The technique has a proven track record going back nearly 40 years, when Chicago commodities trader Richard Dennis recruited 14 people via old-fashioned help-wanted ads — most with little to no trading experience — and gave them just two weeks of training.
In less than five years, they made a combined $150 million — well over $300 million in today’s money. And all by “having a firm grasp of what just happened,” dontcha know.
“It is alarming that Germany is cracking down on gold buyers with this new legislation,” writes one of our regulars after yesterday’s 5.
“So sellers must now register and perform background checks on people who want to buy more than 2,000 euros worth of gold?
“This legislation as well as the European Union’s ‘anti-money laundering directive’ is a crock. Don’t you just love the cupcakey phrases our politicians and bureaucrats use to describe their tyrannical agendas?
“The last time I checked, this concept called liberty involved a few things. One of them was sound money. You know, precious metals (like gold and silver) instead of fiat currency. Another was self-defense (the whole right to keep and bear arms thing).
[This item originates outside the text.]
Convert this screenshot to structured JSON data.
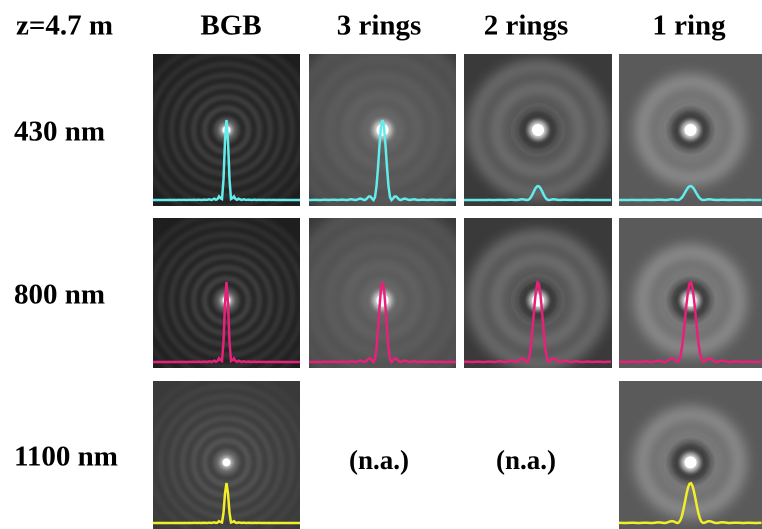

And, of course, property rights.
“Not that any of this matters — but historically, governments that infringe on these things were on their way to despotism and serfdom. They wrecked their nations in the process and did quite a number on their citizens. Widespread impoverishment, imprisonment and death were the usual results.
“A few folks at the apex of the food chain prosper, at least for a while. But typically it doesn’t end well for them either.
“Our German brothers and sisters have long memories; and they have paid a hell of a price to learn these lessons. IMO we would do well to listen to them now.”
The 5: Word. The Germans also remain in the forefront of stashing physical cash (to combat negative interest rates) and conducting daily transactions in physical cash (for privacy). Hard-won wisdom, indeed.
Have a good weekend,
The 5 Min. Forecast
P.S. As a practical matter, Washington can’t wage full-scale war against Iraq right now. Only one of its 11 aircraft carriers is anywhere near Iran.
We’ll stay on top of the situation as needed, of course, but in all likelihood we’ll return to our 2020 forecasts on Monday.